Le marché immobilier canadien a entamé la saison printanière sur une note de prudence en avril, alors que le nombre de nouvelles inscriptions a augmenté, que l’offre est restée stable et que les prix des logements ont enregistré leur plus faible baisse mensuelle depuis six mois, selon le dernier rapport de l’Association canadienne de l’immobilier (ACI). 

Si l’activité commerciale a légèrement augmenté entre mars et avril, la réduction de la durée de mise en vente et la stabilisation des prix laissent penser que la situation du marché pourrait s’améliorer progressivement.

Les ventes progressent alors que les annonces immobilières printanières inondent le marché

Les ventes de logements enregistrées dans les systèmes MLS® canadiens ont augmenté de 0,7 % en avril par rapport au mois précédent — une hausse modeste mais significative, les acheteurs commençant à revenir sur le marché. Plus particulièrement, les nouvelles inscriptions ont bondi de 4,1 % d’un mois à l’autre, marquant ainsi le coup d’envoi traditionnel de la saison des ventes printanières.

Le ratio national ventes/nouvelles inscriptions a légèrement reculé pour s’établir à 45,6 % (contre 47,1 % en mars), l’offre de nouvelles propriétés ayant augmenté plus rapidement que les ventes au cours du mois d’avril. Il convient de noter que cette évolution peut s’expliquer en partie par un décalage entre le moment où les biens sont mis en vente et celui où ils sont finalement vendus. 

La moyenne à long terme de cet indicateur s’établit à 54,8 %, et les valeurs comprises entre environ 45 % et 65 % sont généralement considérées comme reflétant des conditions de marché équilibrées — ce qui signifie que le Canada reste dans cette fourchette.

« Bien que les ventes immobilières n’aient que légèrement progressé entre mars et avril, cette faible hausse masque un début de mois tranquille suivi d’une nette accélération à l’approche de mai. Ce rebond s’est accompagné d’une réduction du délai de vente et d’une stabilisation des prix. », a déclaré Shaun Cathcart, économiste principal à l’ACI. « Cette nouvelle vague d’incertitude économique mondiale et la hausse des taux hypothécaires signifient que la reprise attendue cette année sur les marchés immobiliers restera modérée, mais cela ne signifie pas pour autant qu’il n’y aura aucune dynamique à la hausse. »

Les inventaires restent inférieurs aux niveaux habituels

À la fin du mois d’avril, 187 647 propriétés étaient mises en vente sur l’ensemble des réseaux MLS® canadiens, soit une hausse de 2,2 % par rapport à l’année dernière, mais un chiffre qui reste inférieur de 6,1 % à la moyenne à long terme pour cette période de l’année.

À l’échelle nationale, l’inventaire s’établissait à 5,2 mois — un indicateur clé mesurant le temps requis pour écouler les propriétés disponibles au rythme actuel des ventes. Ce chiffre, en légère hausse par rapport à février et mars en raison de l’arrivée des inscriptions printanières, s’approche de la moyenne à long terme qui est de cinq mois.

Les prix de l’immobilier affichent leur plus faible baisse mensuelle depuis octobre

C’est peut-être sur le front des prix que l’on a observé l’évolution la plus encourageante en avril.
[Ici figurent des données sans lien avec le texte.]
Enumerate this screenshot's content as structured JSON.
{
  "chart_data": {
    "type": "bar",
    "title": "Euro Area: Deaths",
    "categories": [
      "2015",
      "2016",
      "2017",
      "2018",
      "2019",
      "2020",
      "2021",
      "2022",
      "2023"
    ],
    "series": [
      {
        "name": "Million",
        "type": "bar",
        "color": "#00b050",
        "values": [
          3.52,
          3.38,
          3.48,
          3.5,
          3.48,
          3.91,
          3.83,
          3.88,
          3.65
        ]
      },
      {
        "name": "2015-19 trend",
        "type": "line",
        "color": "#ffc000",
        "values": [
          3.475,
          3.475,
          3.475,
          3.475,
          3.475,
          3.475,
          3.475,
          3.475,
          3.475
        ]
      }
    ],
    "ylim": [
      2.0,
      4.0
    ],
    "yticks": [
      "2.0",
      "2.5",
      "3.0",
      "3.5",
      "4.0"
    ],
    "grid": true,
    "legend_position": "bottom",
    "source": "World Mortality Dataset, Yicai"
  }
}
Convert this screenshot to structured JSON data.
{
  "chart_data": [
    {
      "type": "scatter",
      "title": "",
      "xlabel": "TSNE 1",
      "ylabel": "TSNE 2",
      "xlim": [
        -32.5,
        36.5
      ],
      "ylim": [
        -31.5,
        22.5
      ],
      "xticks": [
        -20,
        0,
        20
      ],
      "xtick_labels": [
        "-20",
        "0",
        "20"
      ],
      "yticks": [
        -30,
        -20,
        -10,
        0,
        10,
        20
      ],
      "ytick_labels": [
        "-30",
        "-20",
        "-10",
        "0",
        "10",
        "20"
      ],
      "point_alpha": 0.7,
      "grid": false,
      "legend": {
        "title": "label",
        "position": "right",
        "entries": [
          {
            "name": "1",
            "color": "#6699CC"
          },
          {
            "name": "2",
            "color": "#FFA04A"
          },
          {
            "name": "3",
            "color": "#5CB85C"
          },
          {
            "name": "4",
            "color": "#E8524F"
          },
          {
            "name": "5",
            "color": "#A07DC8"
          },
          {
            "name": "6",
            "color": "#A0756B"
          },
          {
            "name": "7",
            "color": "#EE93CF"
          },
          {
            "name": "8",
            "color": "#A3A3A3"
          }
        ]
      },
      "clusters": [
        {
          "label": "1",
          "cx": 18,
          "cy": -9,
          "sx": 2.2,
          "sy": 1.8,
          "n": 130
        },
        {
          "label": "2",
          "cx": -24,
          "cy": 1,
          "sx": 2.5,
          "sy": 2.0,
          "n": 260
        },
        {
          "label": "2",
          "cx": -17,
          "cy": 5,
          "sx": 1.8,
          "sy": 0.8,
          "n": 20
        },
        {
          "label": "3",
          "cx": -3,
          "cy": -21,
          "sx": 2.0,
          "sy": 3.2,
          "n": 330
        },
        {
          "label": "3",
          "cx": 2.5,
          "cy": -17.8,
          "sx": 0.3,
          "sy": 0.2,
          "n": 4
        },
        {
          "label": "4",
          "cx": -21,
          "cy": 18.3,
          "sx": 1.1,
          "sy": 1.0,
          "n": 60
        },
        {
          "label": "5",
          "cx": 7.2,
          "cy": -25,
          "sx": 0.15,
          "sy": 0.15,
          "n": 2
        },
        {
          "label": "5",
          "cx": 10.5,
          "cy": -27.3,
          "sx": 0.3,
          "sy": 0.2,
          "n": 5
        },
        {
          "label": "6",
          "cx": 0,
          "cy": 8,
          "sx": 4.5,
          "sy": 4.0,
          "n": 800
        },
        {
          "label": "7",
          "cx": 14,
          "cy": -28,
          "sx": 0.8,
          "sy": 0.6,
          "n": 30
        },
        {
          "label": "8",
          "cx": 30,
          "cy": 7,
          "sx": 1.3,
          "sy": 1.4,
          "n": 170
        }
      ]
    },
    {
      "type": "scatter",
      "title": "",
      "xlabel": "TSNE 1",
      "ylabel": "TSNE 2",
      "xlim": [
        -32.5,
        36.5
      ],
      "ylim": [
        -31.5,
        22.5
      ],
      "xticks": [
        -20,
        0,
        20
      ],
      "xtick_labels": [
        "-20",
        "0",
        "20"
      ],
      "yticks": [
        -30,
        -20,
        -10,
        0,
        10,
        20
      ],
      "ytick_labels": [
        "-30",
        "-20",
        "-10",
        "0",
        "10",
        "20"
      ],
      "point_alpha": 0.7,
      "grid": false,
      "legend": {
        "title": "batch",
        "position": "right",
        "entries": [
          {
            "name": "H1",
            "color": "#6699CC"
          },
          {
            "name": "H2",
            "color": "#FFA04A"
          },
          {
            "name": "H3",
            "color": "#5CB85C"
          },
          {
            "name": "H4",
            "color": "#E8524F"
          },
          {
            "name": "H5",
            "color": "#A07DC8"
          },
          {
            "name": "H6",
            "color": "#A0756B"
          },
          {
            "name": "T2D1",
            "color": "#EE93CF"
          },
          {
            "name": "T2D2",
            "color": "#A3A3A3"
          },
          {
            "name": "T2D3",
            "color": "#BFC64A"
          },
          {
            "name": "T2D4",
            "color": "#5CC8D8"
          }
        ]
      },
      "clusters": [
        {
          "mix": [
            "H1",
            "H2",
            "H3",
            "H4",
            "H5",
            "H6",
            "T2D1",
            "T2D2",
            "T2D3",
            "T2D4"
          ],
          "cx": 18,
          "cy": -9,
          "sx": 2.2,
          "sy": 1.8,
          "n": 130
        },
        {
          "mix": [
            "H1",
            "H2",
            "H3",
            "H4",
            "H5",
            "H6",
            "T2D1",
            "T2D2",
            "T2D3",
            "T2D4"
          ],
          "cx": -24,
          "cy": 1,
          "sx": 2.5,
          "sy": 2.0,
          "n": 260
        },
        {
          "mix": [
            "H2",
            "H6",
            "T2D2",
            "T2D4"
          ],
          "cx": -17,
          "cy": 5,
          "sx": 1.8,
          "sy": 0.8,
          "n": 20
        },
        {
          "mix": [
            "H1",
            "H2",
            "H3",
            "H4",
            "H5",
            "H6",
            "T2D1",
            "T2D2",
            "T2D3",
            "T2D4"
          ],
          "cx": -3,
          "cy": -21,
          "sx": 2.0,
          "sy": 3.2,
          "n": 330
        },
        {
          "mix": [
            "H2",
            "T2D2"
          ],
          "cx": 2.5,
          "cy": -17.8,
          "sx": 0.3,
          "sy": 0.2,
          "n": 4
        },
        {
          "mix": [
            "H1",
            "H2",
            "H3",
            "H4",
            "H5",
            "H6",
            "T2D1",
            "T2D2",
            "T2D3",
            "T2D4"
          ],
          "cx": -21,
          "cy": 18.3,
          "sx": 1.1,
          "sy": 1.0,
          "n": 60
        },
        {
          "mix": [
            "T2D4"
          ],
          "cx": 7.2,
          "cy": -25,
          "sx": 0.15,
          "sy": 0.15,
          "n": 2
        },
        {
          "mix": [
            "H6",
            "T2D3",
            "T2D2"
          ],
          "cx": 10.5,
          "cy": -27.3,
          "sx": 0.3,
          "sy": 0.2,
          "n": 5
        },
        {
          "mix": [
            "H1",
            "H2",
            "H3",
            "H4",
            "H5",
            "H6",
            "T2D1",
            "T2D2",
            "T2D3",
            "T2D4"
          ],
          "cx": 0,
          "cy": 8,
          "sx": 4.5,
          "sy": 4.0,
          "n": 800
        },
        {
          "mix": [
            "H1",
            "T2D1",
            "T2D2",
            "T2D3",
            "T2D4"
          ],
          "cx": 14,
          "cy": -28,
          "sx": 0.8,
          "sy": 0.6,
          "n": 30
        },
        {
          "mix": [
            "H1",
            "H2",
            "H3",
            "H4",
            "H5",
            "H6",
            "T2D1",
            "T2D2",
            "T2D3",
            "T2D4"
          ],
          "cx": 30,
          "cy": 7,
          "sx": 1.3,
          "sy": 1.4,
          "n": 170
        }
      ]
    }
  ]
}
L’indice des prix des propriétés MLS® composé n’a reculé que de 0,1 % année après année, soit la plus faible baisse enregistrée depuis octobre 2025. Cette tendance s’inscrit dans la lignée d’autres signes d’amélioration, notamment le resserrement des ratios prix de vente/prix demandé et la réduction progressive de la durée de mise en vente observée ces derniers mois.

D’une année sur l’autre, l’indice des prix des propriétés MLS® composé, non corrigé des variations saisonnières, a reculé de 4,2 % par rapport à avril 2025. Cette baisse annuelle est toutefois la plus faible enregistrée depuis le début de 2026, ce qui laisse penser que le rythme de la correction pourrait ralentir.

À l’échelle régionale, les prix demeurent en baisse d’une année sur l’autre en Colombie-Britannique, en Alberta et en Ontario, ce qui continue de compenser les gains enregistrés dans les autres provinces.  Le prix moyen des logements à l’échelle nationale s’est établi à 695 412 dollars en avril 2026, soit une hausse de 2,2 % par rapport au même mois de l’année dernière.